In its final form the thesis became an attempt to consider in some detail certain of the main features of the work of university health services in this country, to review the standards of health and sickness that are now emerging, and to evaluate my own findings in this small university in the light of these standards. It is fully appreciated that a subject such as "Tuberculosis in Students" dealt with in one section here, has in it the material for an entire thesis to itself. The restriction was imposed here in order to preserve something of the original intention which which was to give a general review of student health work.
 
The thesis is presented in two parts. In the first, some of the main features of student health work are discussed and my own findings set against those obtained by colleagues working in other universities. Certain opinions expressed are my own and would not necessarily be endorsed by the Student Health Committee or by the Court of this university.
 
The second part consists of the actual annual reports I have submitted to the University Court during the four years I have worked as one of their Medical Officers.

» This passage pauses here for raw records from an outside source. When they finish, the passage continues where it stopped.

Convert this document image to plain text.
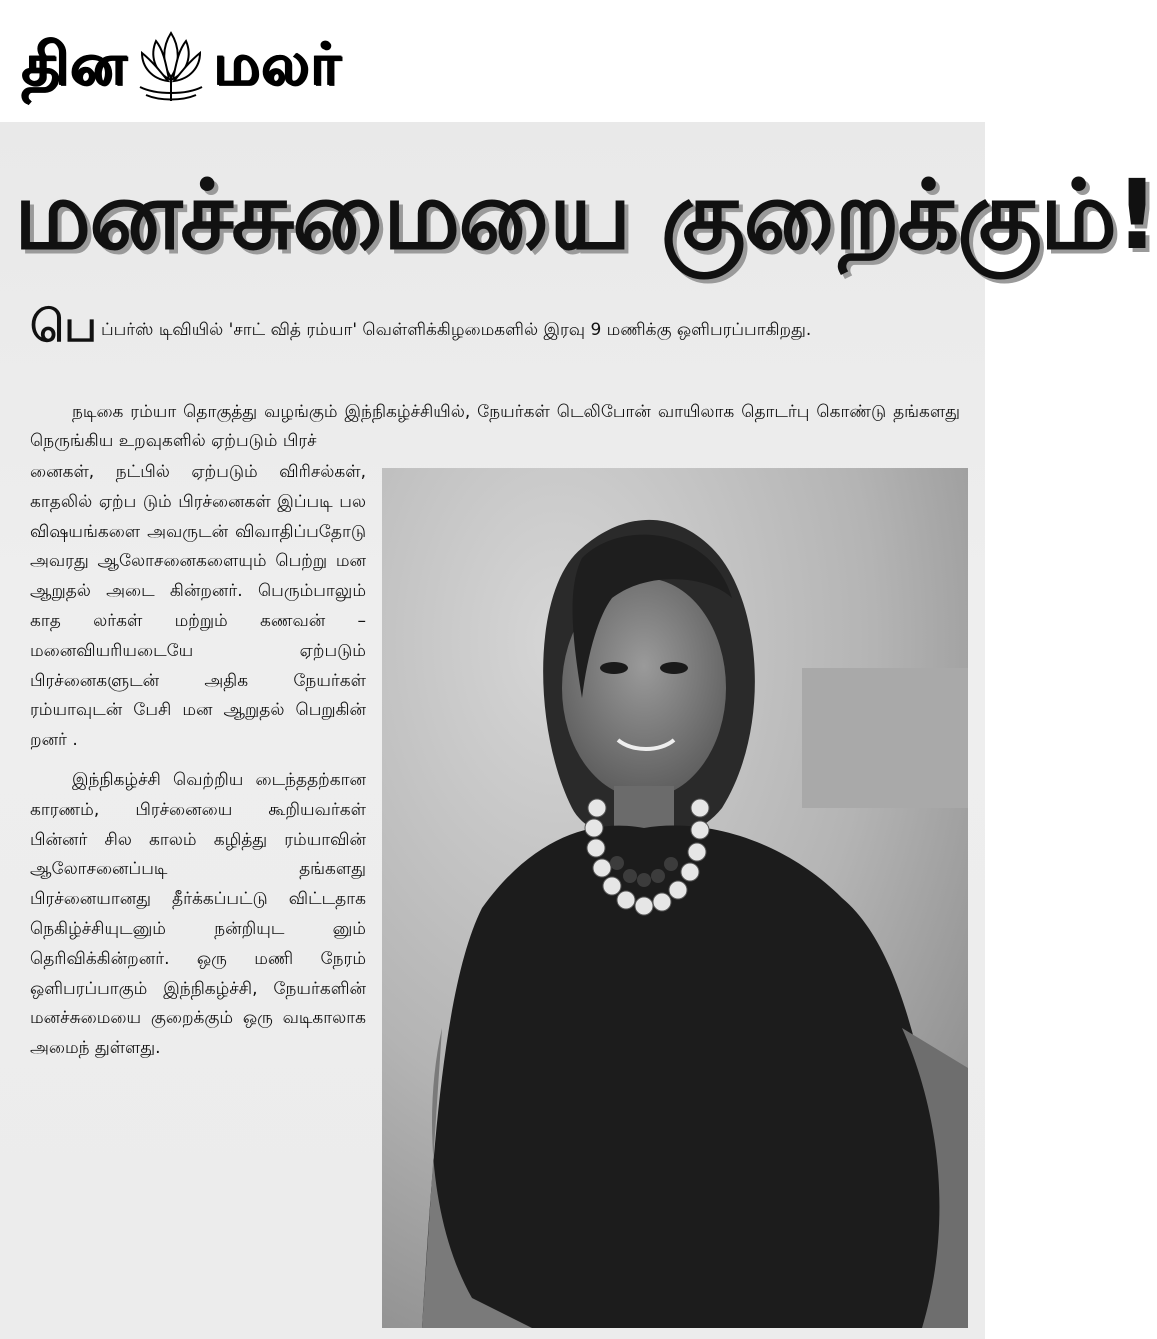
தின மலர்
மனச்சுமையை குறைக்கும்!
பெப்பர்ஸ் டிவியில் 'சாட் வித் ரம்யா' வெள்ளிக்கிழமைகளில் இரவு 9 மணிக்கு ஒளிபரப்பாகிறது.
நடிகை ரம்யா தொகுத்து வழங்கும் இந்நிகழ்ச்சியில், நேயர்கள் டெலிபோன் வாயிலாக தொடர்பு கொண்டு தங்களது நெருங்கிய உறவுகளில் ஏற்படும் பிரச்

னைகள், நட்பில் ஏற்படும் விரிசல்கள், காதலில் ஏற்ப டும் பிரச்னைகள் இப்படி பல விஷயங்களை அவருடன் விவாதிப்பதோடு அவரது ஆலோசனைகளையும் பெற்று மன ஆறுதல் அடை கின்றனர். பெரும்பாலும் காத லர்கள் மற்றும் கணவன் – மனைவியரியடையே ஏற்படும் பிரச்னைகளுடன் அதிக நேயர்கள் ரம்யாவுடன் பேசி மன ஆறுதல் பெறுகின் றனர் .

இந்நிகழ்ச்சி வெற்றிய டைந்ததற்கான காரணம், பிரச்னையை கூறியவர்கள் பின்னர் சில காலம் கழித்து ரம்யாவின் ஆலோசனைப்படி தங்களது பிரச்னையானது தீர்க்கப்பட்டு விட்டதாக நெகிழ்ச்சியுடனும் நன்றியுட னும் தெரிவிக்கின்றனர். ஒரு மணி நேரம் ஒளிபரப்பாகும் இந்நிகழ்ச்சி, நேயர்களின் மனச்சுமையை குறைக்கும் ஒரு வடிகாலாக அமைந் துள்ளது.
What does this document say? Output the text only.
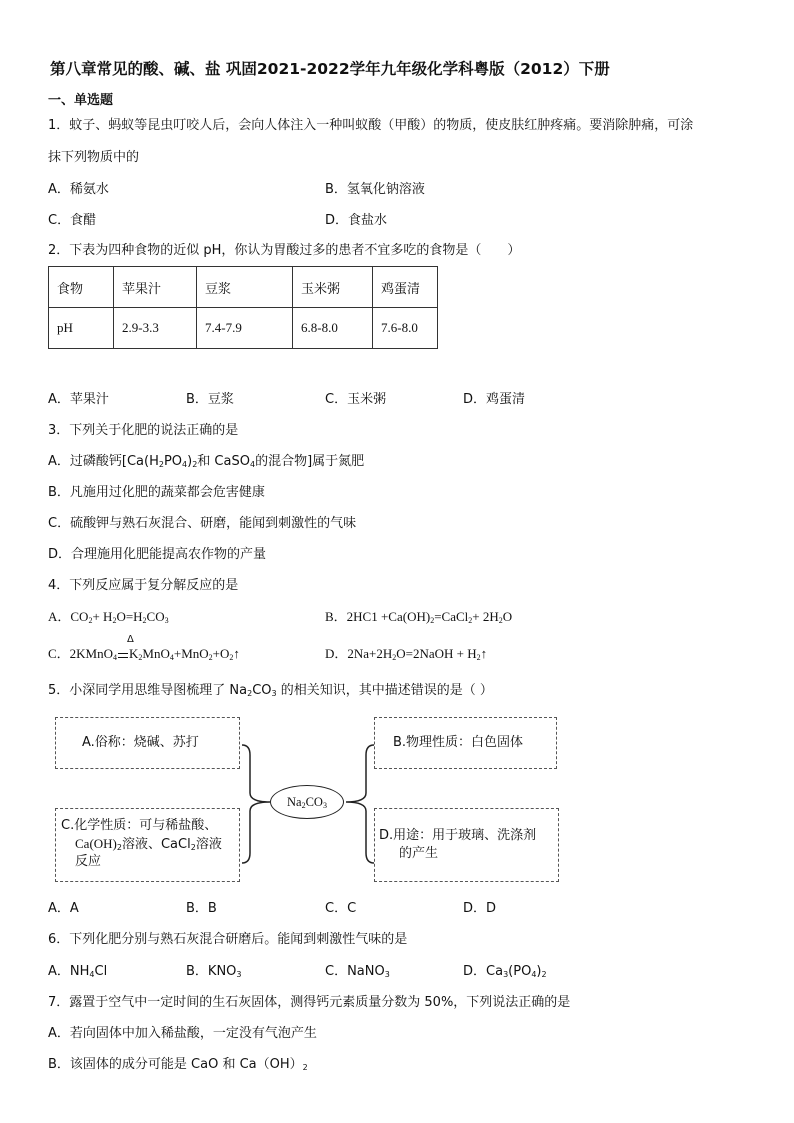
第八章常见的酸、碱、盐 巩固2021-2022学年九年级化学科粤版（2012）下册
一、单选题
1．蚊子、蚂蚁等昆虫叮咬人后，会向人体注入一种叫蚁酸（甲酸）的物质，使皮肤红肿疼痛。要消除肿痛，可涂
抹下列物质中的
A．稀氨水	B．氢氧化钠溶液
C．食醋	D．食盐水
2．下表为四种食物的近似 pH，你认为胃酸过多的患者不宜多吃的食物是（　　）
食物	苹果汁	豆浆	玉米粥	鸡蛋清
pH	2.9-3.3	7.4-7.9	6.8-8.0	7.6-8.0
A．苹果汁	B．豆浆	C．玉米粥	D．鸡蛋清
3．下列关于化肥的说法正确的是
A．过磷酸钙[$Ca(H_2PO_4)_2$和 CaSO$_4$的混合物]属于氮肥
B．凡施用过化肥的蔬菜都会危害健康
C．硫酸钾与熟石灰混合、研磨，能闻到刺激性的气味
D．合理施用化肥能提高农作物的产量
4．下列反应属于复分解反应的是
A．$CO_2+ H_2O=H_2CO_3$	B．$2HC1 +Ca(OH)_2=CaCl_2+ 2H_2O$
Δ
C．2KMnO$_4$ $K_2MnO_4+MnO_2+O_2↑$	D．$2Na+2H_2O=2NaOH$ + $H_2↑$
5．小深同学用思维导图梳理了 $Na_2CO_3$ 的相关知识，其中描述错误的是（ ）
A.俗称：烧碱、苏打	B.物理性质：白色固体
C.化学性质：可与稀盐酸、
$Ca(OH)_2$溶液、CaCl$_2$溶液
反应
D.用途：用于玻璃、洗涤剂
的产生
$Na_2CO_3$
A．A	B．B	C．C	D．D
6．下列化肥分别与熟石灰混合研磨后。能闻到刺激性气味的是
A．$NH_4Cl$	B．$KNO_3$	C．NaNO$_3$	D．$Ca_3(PO_4)_2$
7．露置于空气中一定时间的生石灰固体，测得钙元素质量分数为 50%，下列说法正确的是
A．若向固体中加入稀盐酸，一定没有气泡产生
B．该固体的成分可能是 CaO 和 $Ca(OH)_2$
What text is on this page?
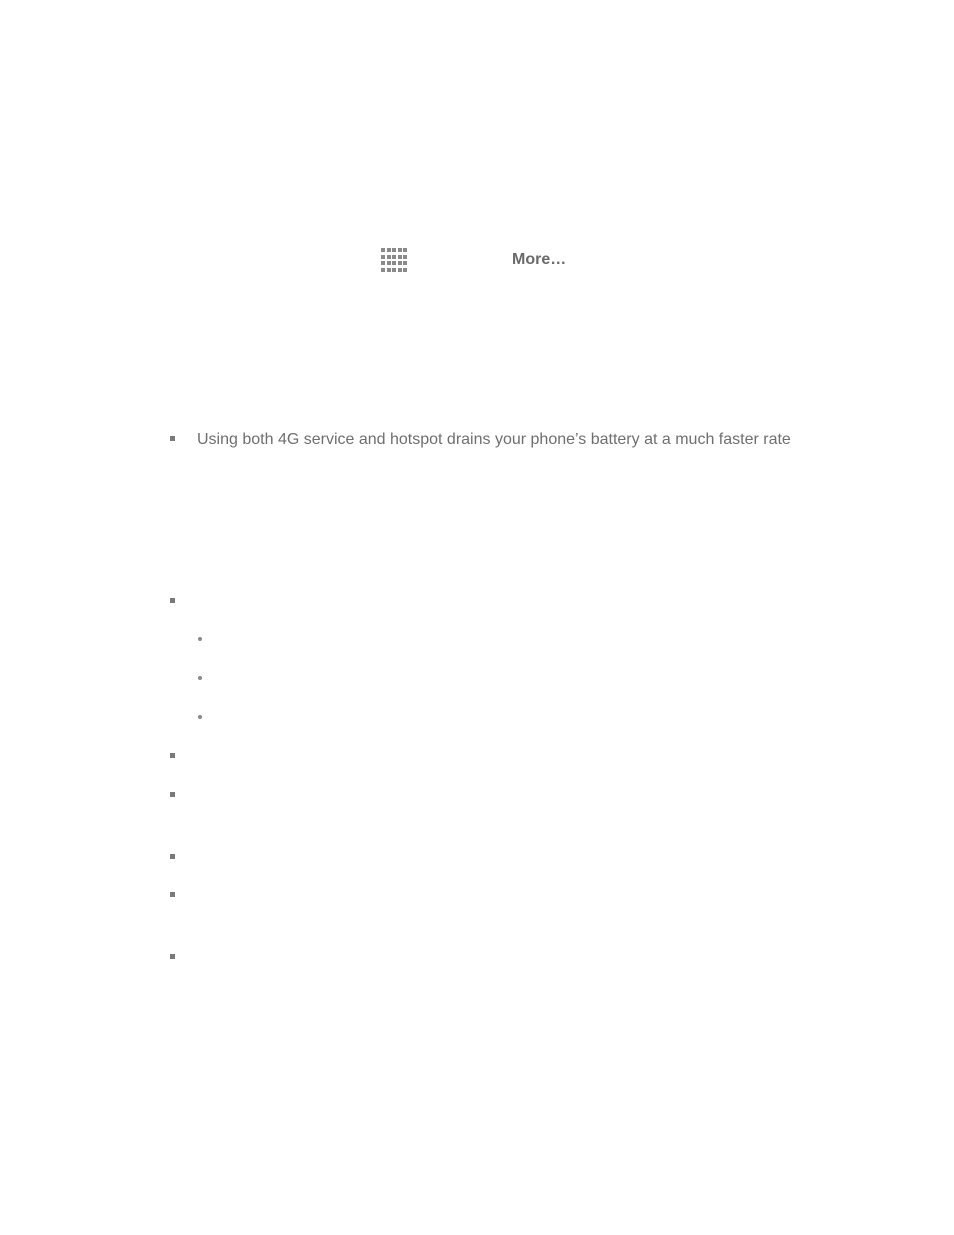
More…
Using both 4G service and hotspot drains your phone’s battery at a much faster rate
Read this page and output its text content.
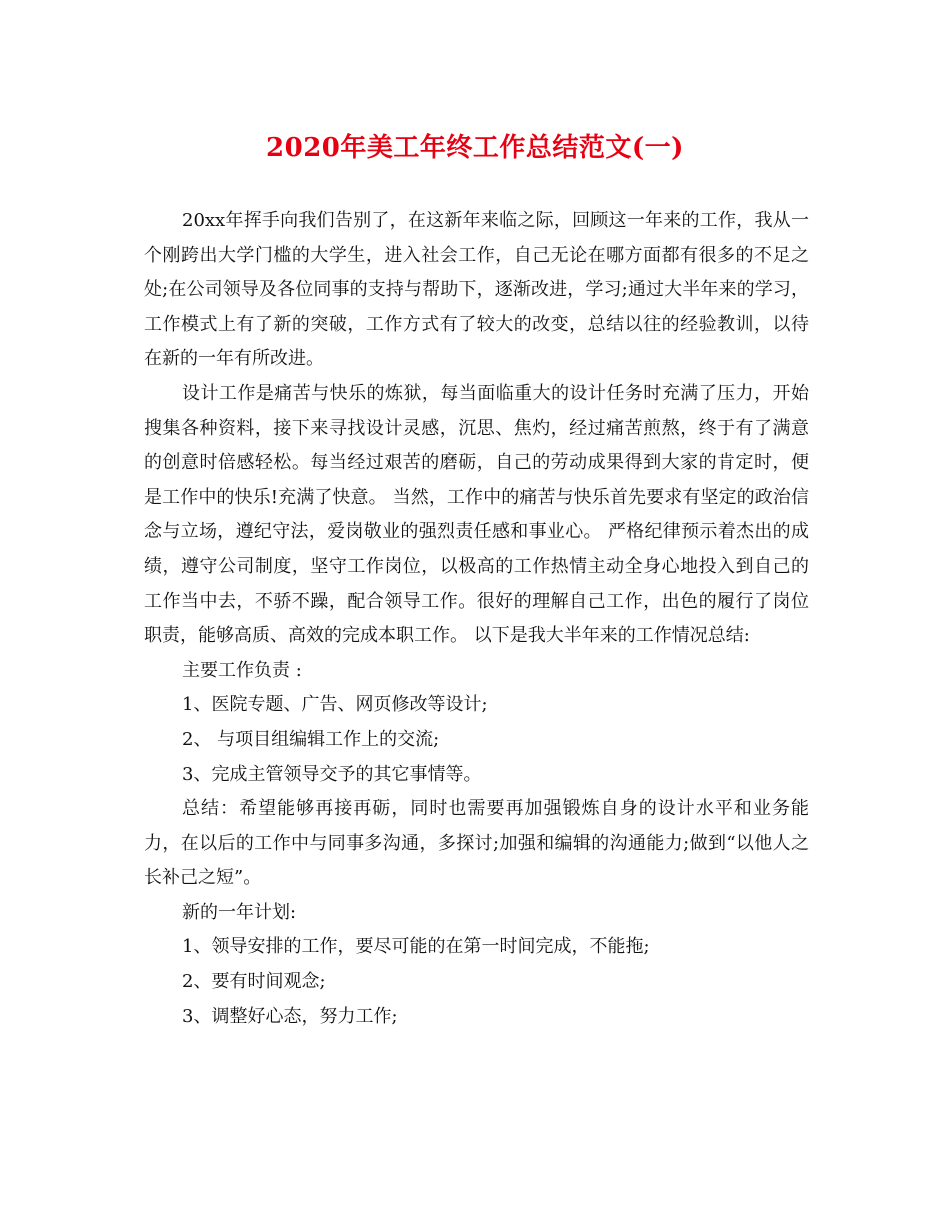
2020年美工年终工作总结范文(一)

20xx年挥手向我们告别了，在这新年来临之际，回顾这一年来的工作，我从一个刚跨出大学门槛的大学生，进入社会工作，自己无论在哪方面都有很多的不足之处;在公司领导及各位同事的支持与帮助下，逐渐改进，学习;通过大半年来的学习，工作模式上有了新的突破，工作方式有了较大的改变，总结以往的经验教训，以待在新的一年有所改进。

设计工作是痛苦与快乐的炼狱，每当面临重大的设计任务时充满了压力，开始搜集各种资料，接下来寻找设计灵感，沉思、焦灼，经过痛苦煎熬，终于有了满意的创意时倍感轻松。每当经过艰苦的磨砺，自己的劳动成果得到大家的肯定时，便是工作中的快乐!充满了快意。 当然，工作中的痛苦与快乐首先要求有坚定的政治信念与立场，遵纪守法，爱岗敬业的强烈责任感和事业心。 严格纪律预示着杰出的成绩，遵守公司制度，坚守工作岗位，以极高的工作热情主动全身心地投入到自己的工作当中去，不骄不躁，配合领导工作。很好的理解自己工作，出色的履行了岗位职责，能够高质、高效的完成本职工作。 以下是我大半年来的工作情况总结:

主要工作负责 :

1、医院专题、广告、网页修改等设计;

2、 与项目组编辑工作上的交流;

3、完成主管领导交予的其它事情等。

总结：希望能够再接再砺，同时也需要再加强锻炼自身的设计水平和业务能力，在以后的工作中与同事多沟通，多探讨;加强和编辑的沟通能力;做到“以他人之长补己之短”。

新的一年计划:

1、领导安排的工作，要尽可能的在第一时间完成，不能拖;

2、要有时间观念;

3、调整好心态，努力工作;
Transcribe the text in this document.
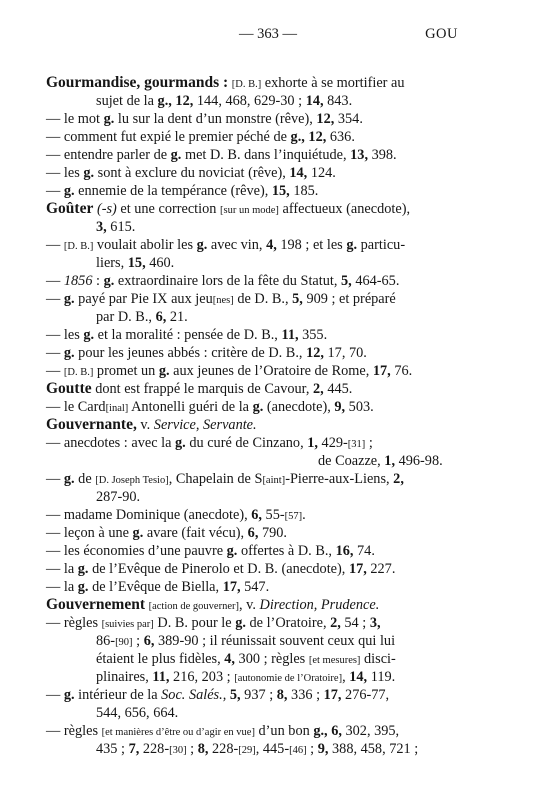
— 363 —	GOU
Gourmandise, gourmands : [D. B.] exhorte à se mortifier au
sujet de la g., 12, 144, 468, 629-30 ; 14, 843.
— le mot g. lu sur la dent d’un monstre (rêve), 12, 354.
— comment fut expié le premier péché de g., 12, 636.
— entendre parler de g. met D. B. dans l’inquiétude, 13, 398.
— les g. sont à exclure du noviciat (rêve), 14, 124.
— g. ennemie de la tempérance (rêve), 15, 185.
Goûter (-s) et une correction [sur un mode] affectueux (anecdote),
3, 615.
— [D. B.] voulait abolir les g. avec vin, 4, 198 ; et les g. particu-
liers, 15, 460.
— 1856 : g. extraordinaire lors de la fête du Statut, 5, 464-65.
— g. payé par Pie IX aux jeu[nes] de D. B., 5, 909 ; et préparé
par D. B., 6, 21.
— les g. et la moralité : pensée de D. B., 11, 355.
— g. pour les jeunes abbés : critère de D. B., 12, 17, 70.
— [D. B.] promet un g. aux jeunes de l’Oratoire de Rome, 17, 76.
Goutte dont est frappé le marquis de Cavour, 2, 445.
— le Card[inal] Antonelli guéri de la g. (anecdote), 9, 503.
Gouvernante, v. Service, Servante.
— anecdotes : avec la g. du curé de Cinzano, 1, 429-[31] ;
de Coazze, 1, 496-98.
— g. de [D. Joseph Tesio], Chapelain de S[aint]-Pierre-aux-Liens, 2,
287-90.
— madame Dominique (anecdote), 6, 55-[57].
— leçon à une g. avare (fait vécu), 6, 790.
— les économies d’une pauvre g. offertes à D. B., 16, 74.
— la g. de l’Evêque de Pinerolo et D. B. (anecdote), 17, 227.
— la g. de l’Evêque de Biella, 17, 547.
Gouvernement [action de gouverner], v. Direction, Prudence.
— règles [suivies par] D. B. pour le g. de l’Oratoire, 2, 54 ; 3,
86-[90] ; 6, 389-90 ; il réunissait souvent ceux qui lui
étaient le plus fidèles, 4, 300 ; règles [et mesures] disci-
plinaires, 11, 216, 203 ; [autonomie de l’Oratoire], 14, 119.
— g. intérieur de la Soc. Salés., 5, 937 ; 8, 336 ; 17, 276-77,
544, 656, 664.
— règles [et manières d’être ou d’agir en vue] d’un bon g., 6, 302, 395,
435 ; 7, 228-[30] ; 8, 228-[29], 445-[46] ; 9, 388, 458, 721 ;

These reports, although containing certain personal views which on some points have varied or undergone modification as experience was acquired, present the factual data on which were based the various comparisons and conclusions set down in the first part of the thesis. For that reason if for no other, it was felt desirable to include these reports as an integral part of the thesis. Attention is directed particularly to the report for the year 1951-52 which on some points summarises the experience of four years' work in this university.
 
I trust that in the title of the thesis, the use of the word "indices" is not misleading. In conditions like clinical, pulmonary tuberculosis, it is probably true to state that there is now an accepted figure which represents with some accuracy the expected incidence/ incidence in university students. But more frequently I have used figures for their descriptive value only and no precise statistical significance is claimed for them.